Il fut un temps où des problèmes de voisinage comme celui évoqué ci-dessus se réglait à coups de revolver sans avoir beson d’appeler Sans Aucun Doute. Ce temps, c’était le Far West, une époque devenue mythique pour de nombreuses personnes grâce au cinéma de John Wayne, Sergio Leone et autre Clint Eastwood. Et puis à la fin des années 60 est arrivé Sam Peckinpah avec La Horde Sauvage qui marqua la fin quasi-définitive du genre et du mythe « westernien ». En 1992, Clint Eastwood surprend donc tout le monde en réalisant Impitoyable, sa propre fin de la vision romantique que l’on peut avoir sur cette époque après Pale Rider.

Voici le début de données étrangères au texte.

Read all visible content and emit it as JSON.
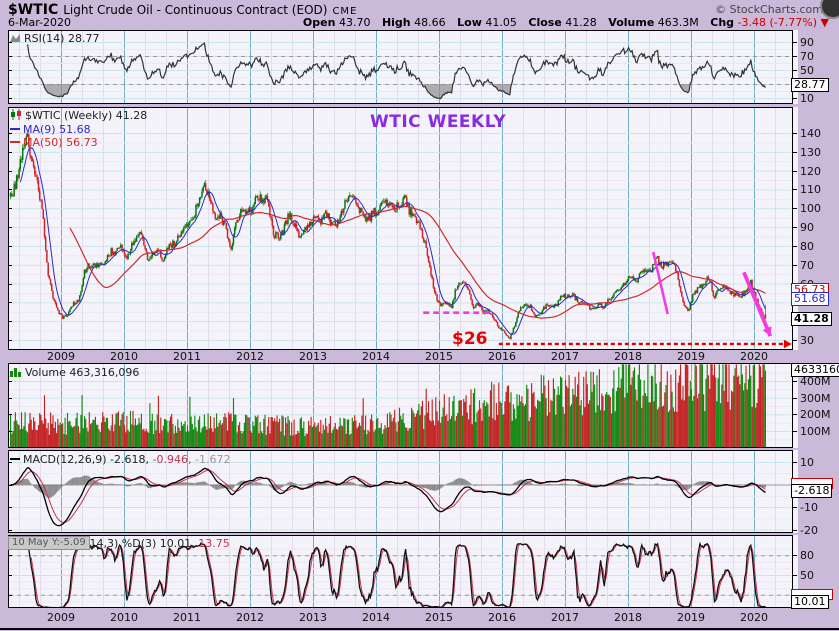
{
  "header": {
    "symbol": "$WTIC",
    "title": "Light Crude Oil - Continuous Contract (EOD)",
    "exchange": "CME",
    "date": "6-Mar-2020",
    "copyright": "© StockCharts.com",
    "quote": {
      "open_label": "Open",
      "open": "43.70",
      "high_label": "High",
      "high": "48.66",
      "low_label": "Low",
      "low": "41.05",
      "close_label": "Close",
      "close": "41.28",
      "volume_label": "Volume",
      "volume": "463.3M",
      "chg_label": "Chg",
      "chg": "-3.48 (-7.77%)",
      "chg_arrow": "▼"
    }
  },
  "colors": {
    "background": "#CBB9DA",
    "plot_bg": "#F5F3FA",
    "grid_major_v": "#6FAEC1",
    "grid_minor_v": "#E4DBEF",
    "grid_major_h": "#C9E5EB",
    "grid_minor_h": "#ECE6F4",
    "candle_up": "#00790C",
    "candle_down": "#D1232A",
    "ma9": "#2A2AC8",
    "ma50": "#CC2B2B",
    "volume_up": "#0F8A0F",
    "volume_down": "#C32222",
    "annotation_red": "#E80000",
    "annotation_magenta": "#F23CE0",
    "watermark_purple": "#8A2BE2",
    "histogram": "#7A7A7A",
    "threshold_dash": "#999999"
  },
  "panels": {
    "rsi": {
      "legend": "RSI(14) 28.77",
      "boxed_label": "28.77",
      "axis": [
        {
          "v": 90,
          "label": "90"
        },
        {
          "v": 70,
          "label": "70"
        },
        {
          "v": 50,
          "label": "50"
        },
        {
          "v": 10,
          "label": "10"
        }
      ]
    },
    "price": {
      "legend_symbol": "$WTIC (Weekly) 41.28",
      "legend_ma9": "MA(9) 51.68",
      "legend_ma50": "MA(50) 56.73",
      "boxed_ma50": "56.73",
      "boxed_ma9": "51.68",
      "boxed_close": "41.28",
      "watermark": "WTIC WEEKLY",
      "support_text": "$26",
      "axis": [
        {
          "v": 140,
          "label": "140"
        },
        {
          "v": 130,
          "label": "130"
        },
        {
          "v": 120,
          "label": "120"
        },
        {
          "v": 110,
          "label": "110"
        },
        {
          "v": 100,
          "label": "100"
        },
        {
          "v": 90,
          "label": "90"
        },
        {
          "v": 80,
          "label": "80"
        },
        {
          "v": 70,
          "label": "70"
        },
        {
          "v": 60,
          "label": "60"
        },
        {
          "v": 30,
          "label": "30"
        }
      ]
    },
    "volume": {
      "legend": "Volume 463,316,096",
      "boxed_label": "463316096",
      "axis": [
        {
          "v": 400,
          "label": "400M"
        },
        {
          "v": 300,
          "label": "300M"
        },
        {
          "v": 200,
          "label": "200M"
        },
        {
          "v": 100,
          "label": "100M"
        }
      ]
    },
    "macd": {
      "legend_name": "MACD(12,26,9)",
      "legend_v1": "-2.618,",
      "legend_v2": "-0.946,",
      "legend_v3": "-1.672",
      "boxed_label": "-2.618",
      "axis": [
        {
          "v": 10,
          "label": "10"
        },
        {
          "v": -10,
          "label": "-10"
        },
        {
          "v": -20,
          "label": "-20"
        }
      ]
    },
    "stoch": {
      "tooltip": "10 May Y:-5.09",
      "legend_name": "K(14,3) %D(3)",
      "legend_v1": "10.01,",
      "legend_v2": "13.75",
      "boxed_label": "10.01",
      "axis": [
        {
          "v": 80,
          "label": "80"
        },
        {
          "v": 50,
          "label": "50"
        },
        {
          "v": 20,
          "label": "20"
        }
      ]
    }
  },
  "x_axis": {
    "years": [
      "2009",
      "2010",
      "2011",
      "2012",
      "2013",
      "2014",
      "2015",
      "2016",
      "2017",
      "2018",
      "2019",
      "2020"
    ]
  },
  "chart_data": [
    {
      "panel": "price",
      "type": "candlestick",
      "timeframe": "weekly",
      "ylim": [
        26,
        148
      ],
      "x_start": 2008.2,
      "x_end": 2020.19,
      "last": {
        "open": 43.7,
        "high": 48.66,
        "low": 41.05,
        "close": 41.28
      },
      "ma9_last": 51.68,
      "ma50_last": 56.73,
      "monthly_closes": {
        "start": 2008.2,
        "step": 0.083333,
        "values": [
          106,
          113,
          127,
          140,
          124,
          115,
          100,
          68,
          54,
          45,
          42,
          44,
          49,
          51,
          66,
          70,
          69,
          70,
          70,
          77,
          77,
          79,
          73,
          80,
          84,
          86,
          74,
          76,
          79,
          72,
          80,
          81,
          84,
          91,
          92,
          97,
          107,
          114,
          103,
          95,
          96,
          89,
          79,
          93,
          100,
          99,
          98,
          107,
          103,
          105,
          86,
          85,
          88,
          97,
          92,
          86,
          89,
          92,
          97,
          92,
          97,
          93,
          92,
          97,
          105,
          108,
          102,
          96,
          93,
          98,
          97,
          103,
          101,
          100,
          103,
          105,
          98,
          96,
          91,
          81,
          66,
          53,
          48,
          50,
          48,
          59,
          60,
          59,
          47,
          49,
          45,
          46,
          42,
          37,
          34,
          30,
          38,
          46,
          49,
          48,
          42,
          45,
          48,
          47,
          49,
          54,
          53,
          54,
          51,
          49,
          48,
          46,
          50,
          47,
          52,
          54,
          57,
          60,
          65,
          61,
          65,
          68,
          67,
          74,
          69,
          70,
          73,
          65,
          51,
          45,
          54,
          57,
          60,
          64,
          53,
          58,
          58,
          55,
          54,
          54,
          55,
          61,
          52,
          45,
          41.28
        ]
      },
      "annotations": {
        "support_level": 26,
        "magenta_dash": {
          "price": 44.5,
          "t1": 2014.75,
          "t2": 2015.85
        },
        "support_arrow": {
          "price": 27.9,
          "t1": 2015.95,
          "t2": 2020.6
        },
        "arrow_small": {
          "t1": 2018.4,
          "p1": 76.8,
          "t2": 2018.63,
          "p2": 43.8
        },
        "arrow_big": {
          "t1": 2019.84,
          "p1": 66.0,
          "t2": 2020.26,
          "p2": 32.0
        }
      }
    },
    {
      "panel": "rsi",
      "type": "line",
      "period": 14,
      "last": 28.77,
      "range": [
        0,
        100
      ],
      "thresholds": [
        70,
        30
      ]
    },
    {
      "panel": "volume",
      "type": "bar",
      "last": 463316096,
      "unit": "millions",
      "trend_anchors": [
        [
          2008.2,
          150
        ],
        [
          2009,
          140
        ],
        [
          2010,
          150
        ],
        [
          2011,
          145
        ],
        [
          2012,
          135
        ],
        [
          2013,
          125
        ],
        [
          2014,
          140
        ],
        [
          2014.8,
          190
        ],
        [
          2015.5,
          250
        ],
        [
          2016.5,
          290
        ],
        [
          2017.5,
          310
        ],
        [
          2018.3,
          390
        ],
        [
          2019,
          370
        ],
        [
          2019.6,
          390
        ],
        [
          2020.1,
          430
        ],
        [
          2020.19,
          463
        ]
      ]
    },
    {
      "panel": "macd",
      "type": "line+histogram",
      "params": [
        12,
        26,
        9
      ],
      "last": [
        -2.618,
        -0.946,
        -1.672
      ],
      "range": [
        10,
        -26
      ]
    },
    {
      "panel": "stoch",
      "type": "line",
      "params": "%K(14,3) %D(3)",
      "last": [
        10.01,
        13.75
      ],
      "range": [
        0,
        100
      ],
      "thresholds": [
        80,
        20
      ]
    }
  ]
}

1880. A Big Whiskey dans le Wyoming, une prostituée se fait tailladée le visage par un cow-boy ivre. Le shériff local leur demande en réparation sept chevaux à donner au propriétaire de la maison close. Seulement, les autres prostituées trouvent cette sentence beaucoup trop faible et elles mettent un contrat de 1000 $ sur la tête du cow-boy et de son frère. William Munny, un ancien tueur, entend parler de ce contrat par le Kid de Scofield. Ayant besoin de l’argent, il accepte de reprendre du service malgré le dégoût qu’il ressent pour la violence depuis qu’il a rencontré sa femme qui est depuis décédée…

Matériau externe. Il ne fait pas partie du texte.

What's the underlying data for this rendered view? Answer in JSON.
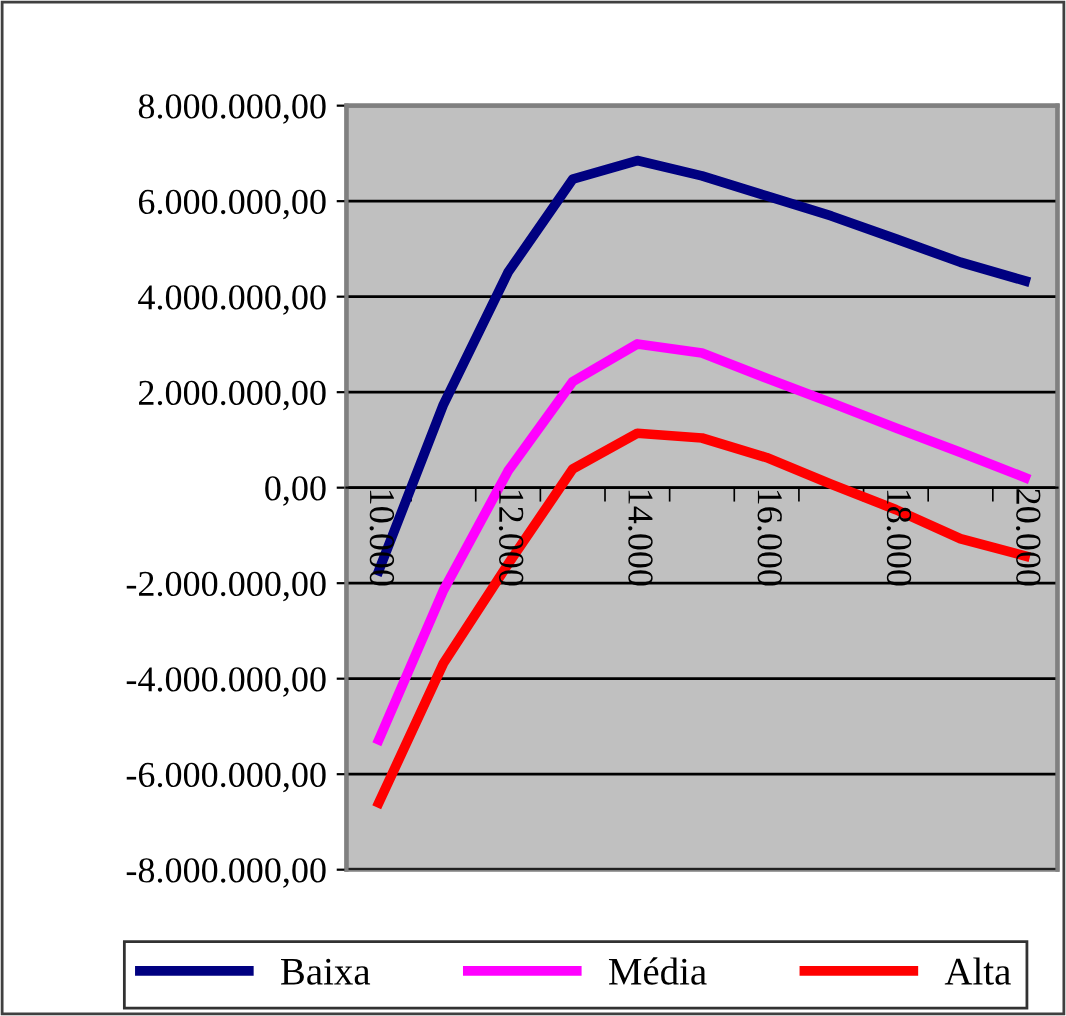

Impitoyable marque donc la fin de l’histoire unissant le western à Clint Eastwood qui l’avait rendu populaire avec la trilogie du dollar de Leone. Le film d’Eastwood se veut beaucoup plus intimiste que les films de Leone et le réalisateur-acteur montre tous ses talents de conteur d’histoires fortes. Avec Impitoyable, Eastwood se montre ironique envers les héros de l’Ouest, lui-même et l’être humain en général. Ironique envers l’Ouest car les personnages qu’il nous montre sont des menteurs éhontés (English Bob, le Kid de Scofield) ou des vieux devant subir leur gloire passée (William Munny). Le grand Clint se moque de lui-même et de son âge avec le personnage de Munny qui se trouve incapable de monter sur une selle ou d’atteindre une boîte de conserve avec un revolver. Enfin, et c’est sans doute le propos le plus fort du film, le réalisateur peint un portrait de l’homme ultra-pessimiste. La fin est un modèle de désenchantement envers le genre humain, semblant dire qu’un homme ne peut pas changer et qu’il ne peut aller contre sa propre nature. Dans Impitoyable, il n’y a pas de duel au soleil reprenant les règles de la chevalerie : un coup de feu a toujours lieu lorsque la cible est aux toilettes, a une arme défectueuse ou est le dos tourné. Même le shériff, incarné par Gene Hackman, ne peut s’empêcher de s’attacher les services d’un biographe ou de frapper un homme à terre. Impitoyable est donc bel et bien un western crépusculaire moins violent graphiquement qu’il ne l’est psychologiquement.